En la misma calle en la que tiene Christian su negocio, encontramos otra barbería, la de Nacho Roda, de 21 años y oriundo de Villamayor, a unos 6 kilómetros de Infiesto. Tras decantarse por las tijeras al acabar bachiller siempre tuvo claro que en caso de montar una peluquería, debía de hacerlo en la capital piloñesa. Compaginó la academia con el trabajo por las tardes en la peluquería de su madre, en un pequeño cuarto que desde enero del año pasado se ha convertido en el estudio de Nacho Roda Barber, dotado de dos sillones para cortar, un sofá, equipo de música y una nevera con refrescos.
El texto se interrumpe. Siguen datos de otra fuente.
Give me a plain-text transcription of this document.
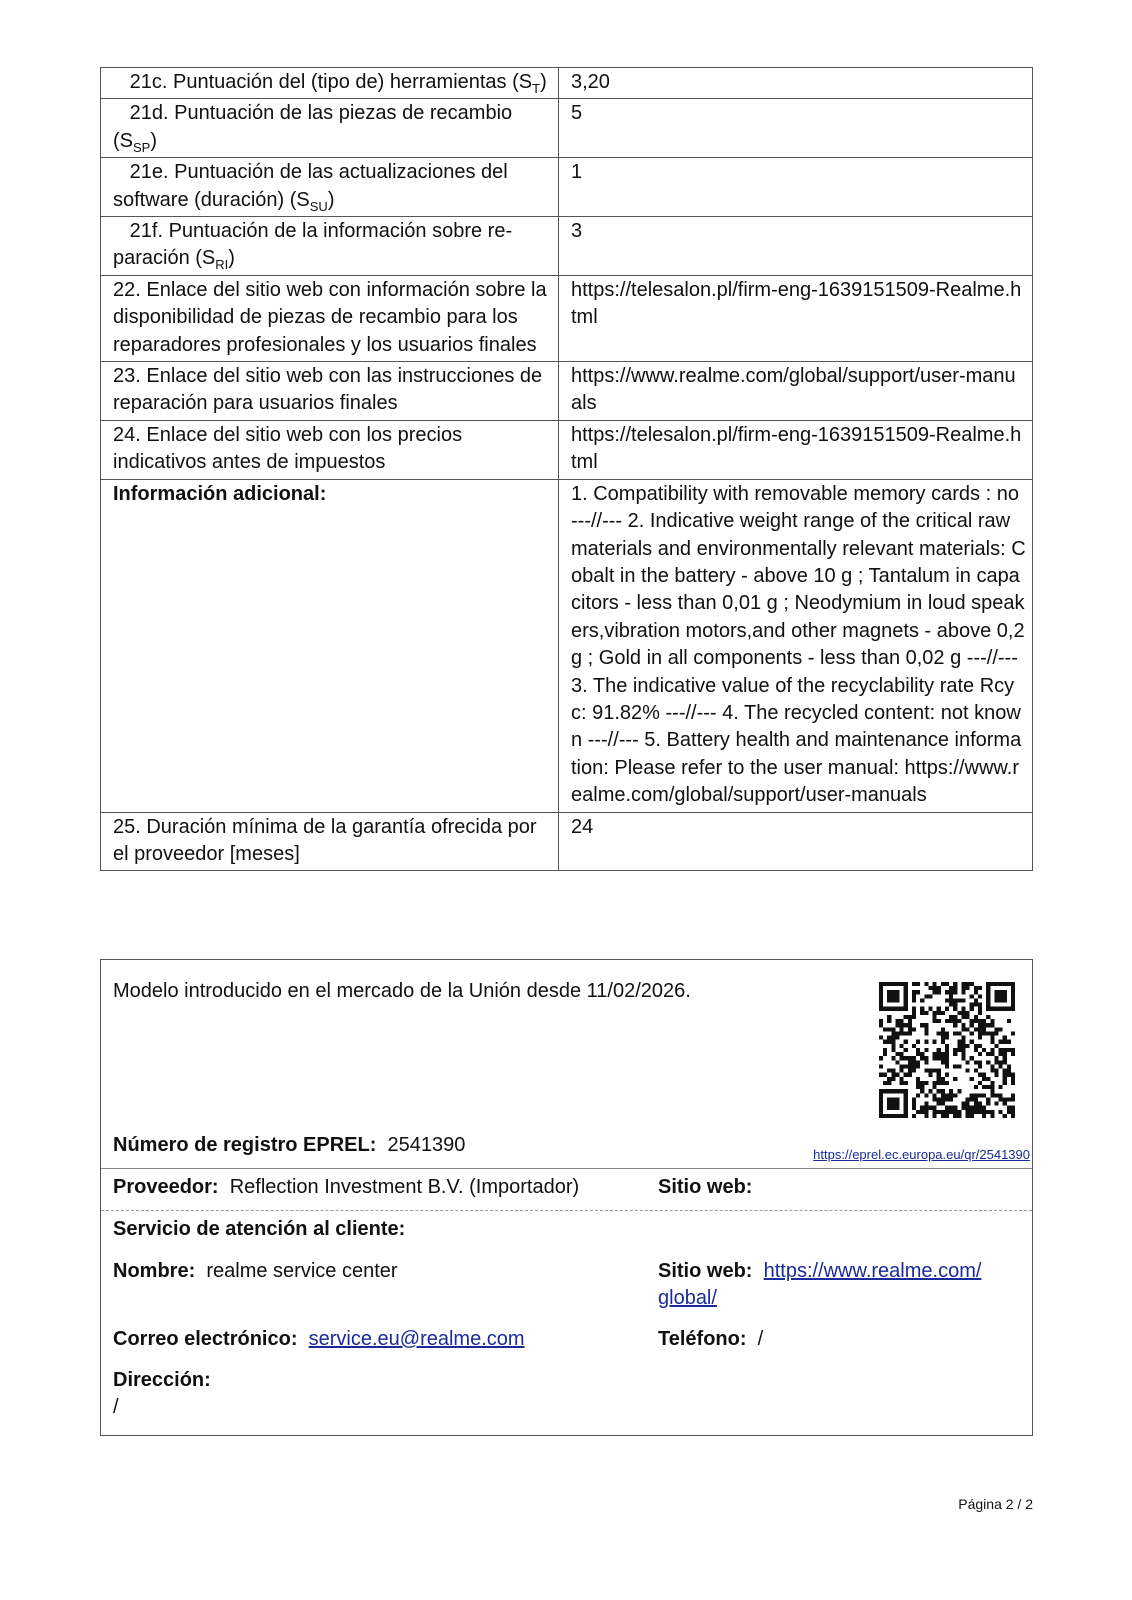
21c. Puntuación del (tipo de) herramientas $(S_T)$	3,20
21d. Puntuación de las piezas de recambio $(S_{SP})$	5
21e. Puntuación de las actualizaciones del software (duración) $(S_{SU})$	1
21f. Puntuación de la información sobre re-paración $(S_{RI})$	3
22. Enlace del sitio web con información sobre la disponibilidad de piezas de recambio para los reparadores profesionales y los usuarios finales	https://telesalon.pl/firm-eng-1639151509-Realme.html
23. Enlace del sitio web con las instrucciones de reparación para usuarios finales	https://www.realme.com/global/support/user-manuals
24. Enlace del sitio web con los precios indicativos antes de impuestos	https://telesalon.pl/firm-eng-1639151509-Realme.html
Información adicional:	1. Compatibility with removable memory cards : no ---//--- 2. Indicative weight range of the critical raw materials and environmentally relevant materials: Cobalt in the battery - above 10 g ; Tantalum in capacitors - less than 0,01 g ; Neodymium in loud speakers,vibration motors,and other magnets - above 0,2 g ; Gold in all components - less than 0,02 g ---//--- 3. The indicative value of the recyclability rate Rcyc: 91.82% ---//--- 4. The recycled content: not known ---//--- 5. Battery health and maintenance information: Please refer to the user manual: https://www.realme.com/global/support/user-manuals
25. Duración mínima de la garantía ofrecida por el proveedor [meses]	24
Modelo introducido en el mercado de la Unión desde 11/02/2026.
Número de registro EPREL: 2541390	https://eprel.ec.europa.eu/qr/2541390
Proveedor: Reflection Investment B.V. (Importador)	Sitio web:
Servicio de atención al cliente:
Nombre: realme service center	Sitio web: https://www.realme.com/
global/
Correo electrónico: service.eu@realme.com	Teléfono: /
Dirección:
/
Página 2 / 2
Es por eso que él concibe el corte como “una experiencia”: “Vienes aquí, estás con amigos y conoces gente en la peluquería”.
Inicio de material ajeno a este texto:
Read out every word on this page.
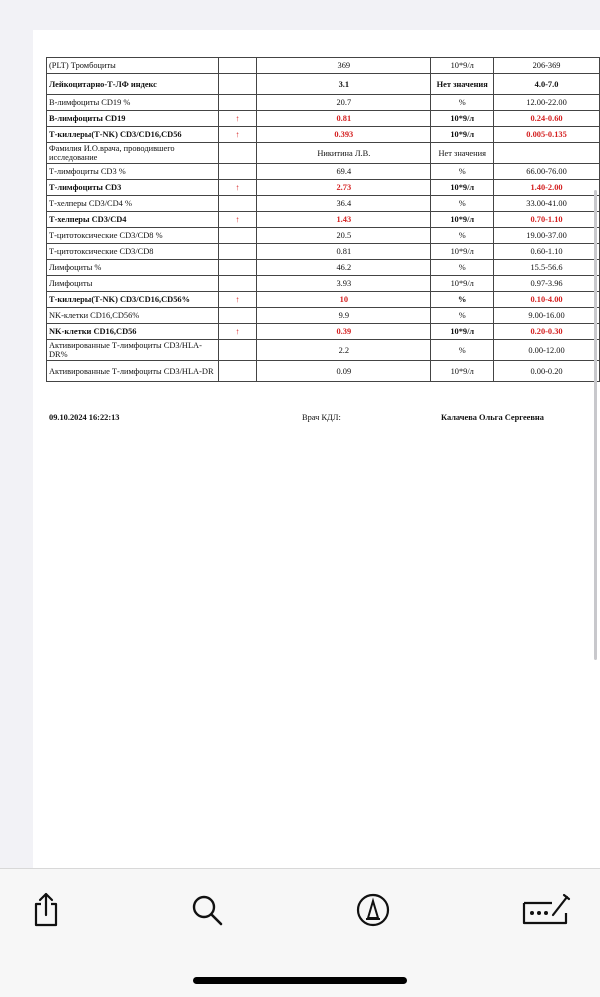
(PLT) Тромбоциты		369	10*9/л	206-369
Лейкоцитарно-Т-ЛФ индекс		3.1	Нет значения	4.0-7.0
В-лимфоциты CD19 %		20.7	%	12.00-22.00
В-лимфоциты CD19	↑	0.81	10*9/л	0.24-0.60
Т-киллеры(Т-NK) CD3/CD16,CD56	↑	0.393	10*9/л	0.005-0.135
Фамилия И.О.врача, проводившего исследование		Никитина Л.В.	Нет значения	
Т-лимфоциты CD3 %		69.4	%	66.00-76.00
Т-лимфоциты CD3	↑	2.73	10*9/л	1.40-2.00
Т-хелперы CD3/CD4 %		36.4	%	33.00-41.00
Т-хелперы CD3/CD4	↑	1.43	10*9/л	0.70-1.10
Т-цитотоксические CD3/CD8 %		20.5	%	19.00-37.00
Т-цитотоксические CD3/CD8		0.81	10*9/л	0.60-1.10
Лимфоциты %		46.2	%	15.5-56.6
Лимфоциты		3.93	10*9/л	0.97-3.96
Т-киллеры(Т-NK) CD3/CD16,CD56%	↑	10	%	0.10-4.00
NK-клетки CD16,CD56%		9.9	%	9.00-16.00
NK-клетки CD16,CD56	↑	0.39	10*9/л	0.20-0.30
Активированные Т-лимфоциты CD3/HLA-DR%		2.2	%	0.00-12.00
Активированные Т-лимфоциты CD3/HLA-DR		0.09	10*9/л	0.00-0.20
09.10.2024 16:22:13	Врач КДЛ:	Калачева Ольга Сергеевна
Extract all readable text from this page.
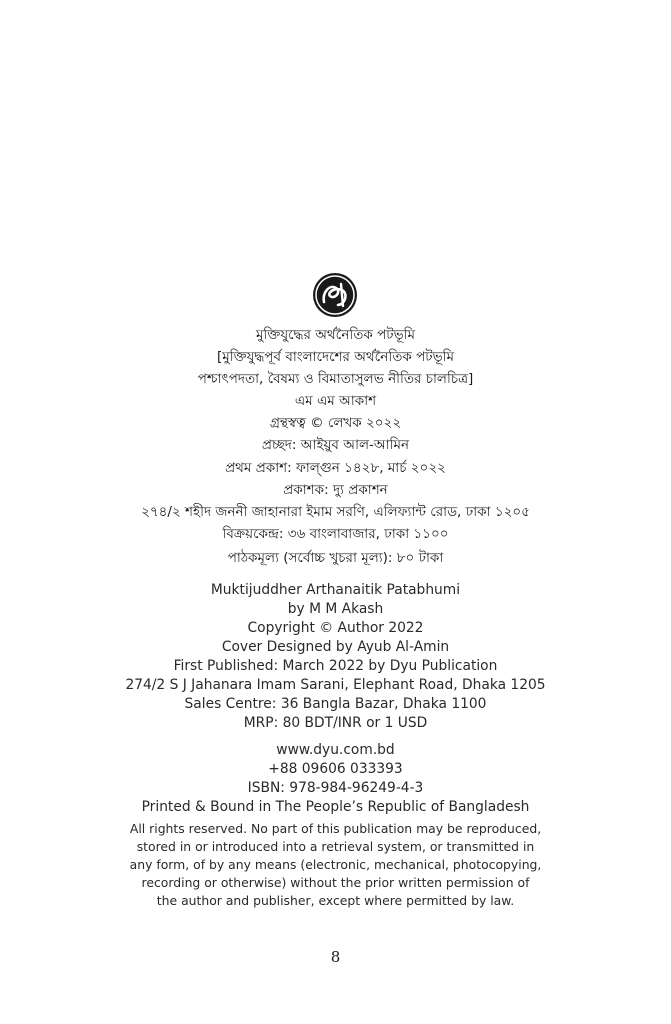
মুক্তিযুদ্ধের অর্থনৈতিক পটভূমি
[মুক্তিযুদ্ধপূর্ব বাংলাদেশের অর্থনৈতিক পটভূমি
পশ্চাৎপদতা, বৈষম্য ও বিমাতাসুলভ নীতির চালচিত্র]
এম এম আকাশ
গ্রন্থস্বত্ব © লেখক ২০২২
প্রচ্ছদ: আইয়ুব আল-আমিন
প্রথম প্রকাশ: ফাল্গুন ১৪২৮, মার্চ ২০২২
প্রকাশক: দ্যু প্রকাশন
২৭৪/২ শহীদ জননী জাহানারা ইমাম সরণি, এলিফ্যান্ট রোড, ঢাকা ১২০৫
বিক্রয়কেন্দ্র: ৩৬ বাংলাবাজার, ঢাকা ১১০০
পাঠকমূল্য (সর্বোচ্চ খুচরা মূল্য): ৮০ টাকা
Muktijuddher Arthanaitik Patabhumi
by M M Akash
Copyright © Author 2022
Cover Designed by Ayub Al-Amin
First Published: March 2022 by Dyu Publication
274/2 S J Jahanara Imam Sarani, Elephant Road, Dhaka 1205
Sales Centre: 36 Bangla Bazar, Dhaka 1100
MRP: 80 BDT/INR or 1 USD
www.dyu.com.bd
+88 09606 033393
ISBN: 978-984-96249-4-3
Printed & Bound in The People’s Republic of Bangladesh
All rights reserved. No part of this publication may be reproduced,
stored in or introduced into a retrieval system, or transmitted in
any form, of by any means (electronic, mechanical, photocopying,
recording or otherwise) without the prior written permission of
the author and publisher, except where permitted by law.
8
Nacho Roda con un cliente.

Nacho Roda con un cliente. / Nacho Blanco

A pesar de tener un mayor goteo de gente joven, la idiosincrasia de los pueblos requiere que este tipo de barberías sean “todoterreno”, con clientes de “90 años, de 60, de 40 y hasta críos de tres años”, comenta Roda. Con la agenda llena de cortes, coincide con Carriles en que la clave de todo es la vocación: “Muchos días quedo aquí hasta las nueve de la noche sin ningún problema, pero no quedo obligado, es lo que me gusta”.
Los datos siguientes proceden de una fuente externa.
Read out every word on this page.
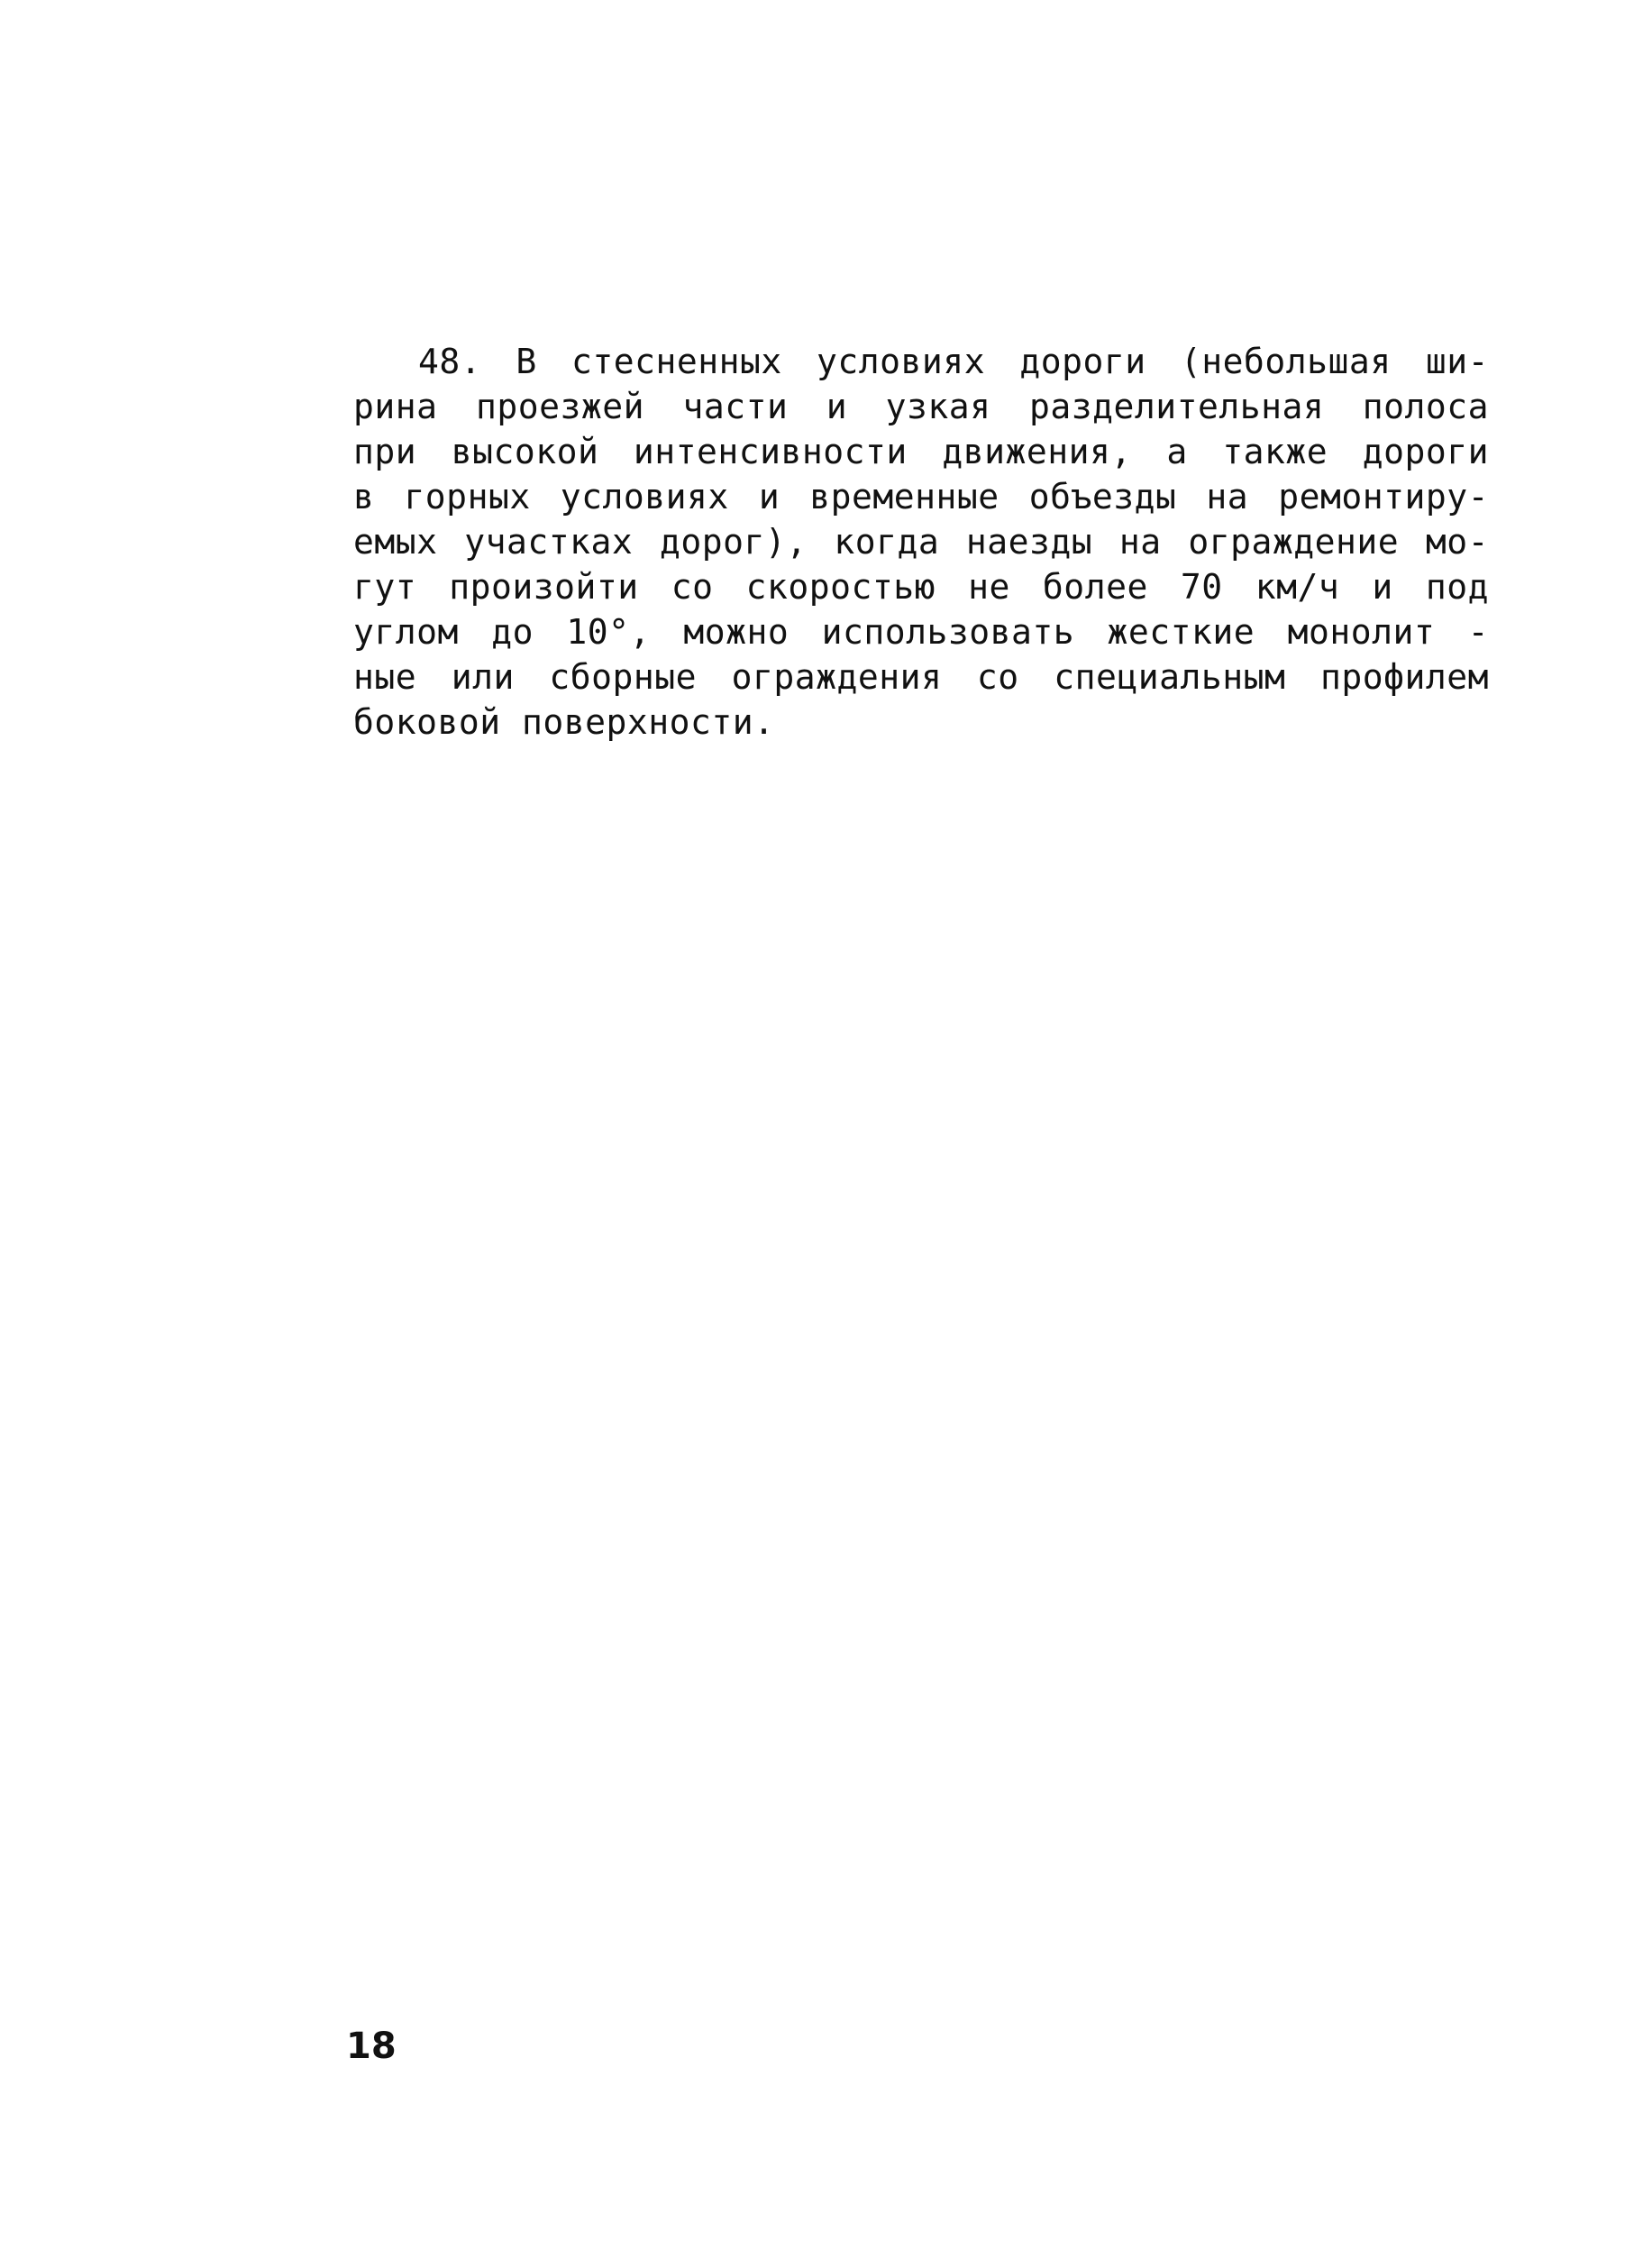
48. В стесненных условиях дороги (небольшая ши-
рина проезжей части и узкая разделительная полоса
при высокой интенсивности движения, а также дороги
в горных условиях и временные объезды на ремонтиру-
емых участках дорог), когда наезды на ограждение мо-
гут произойти со скоростью не более 70 км/ч и под
углом до 10°, можно использовать жесткие монолит -
ные или сборные ограждения со специальным профилем
боковой поверхности.

18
El boom de las redes sociales

Uno de las factores determinantes para que las barberías especializadas hayan generado tirón entre el público más joven son las redes sociales. Muchos de estos profesionales han creado páginas de Instagram con miles de seguidores, nutridas con vídeos de los cortes de pelo que realizan a sus clientes.

Ernesto Arias, mierense de 32 años, abrió su barbería del mismo nombre en Nava hace cinco primaveras, y tiene claro la importancia de las redes sociales. “Ese boom está relacionado con la accesibilidad que vemos hoy en día. La gente joven no para de ver vídeos y los cortes de peluquería crean mucha curiosidad. Incluso si quieres montar un negocio, no es una inversión descabellada para un chaval que le guste”.

Ernesto Arias cortando el cabello a un cliente en Nava.

Ernesto Arias cortando el cabello a un cliente en Nava. / Nacho Blanco

Este tipo de vídeos son “el vehículo para conectarte con la gente joven", explica Gregor Ramírez. “Siempre cortamos a gente de muchas edades, pero el 70% de nuestra clientela está entre los 13 y los 20 años. ¿Cómo llegamos a ellos? Mediante este tipo de vídeos”. Las redes son tan relevantes en el sector que incluso una barbería con pocas semanas de edad como la de Christian Barber, ya sube “dos o tres cortes el día" porque "nos viene bien para atraer a la gente”.

Ernesto Arias llegó a Nava tras haber pasado por una academia en Oviedo, gracias a una oportunidad de trabajar en una peluquería de toda la vida. Esa influencia le hizo heredar una clientela de un perfil mayor, pero su receta para el éxito está en identificar una vacío a llenar. “Si eres capaz de satisfacer las necesidades de la gente, siempre vas a triunfar. Y cuando yo empecé en Nava existía esa necesidad de peluqueros de un perfil menos clásico”, comenta Arias, quien en uno de los pequeños huecos que tiene para comer en vísperas del Festival de la Sidra de la capital naveta añade: “Si pienso a futuro, no abriría una peluquería en una ciudad, abriría en un pueblo como Nava, para que así la gente no tenga que ir a Oviedo o a Pola de Siero a cortarse el pelo”.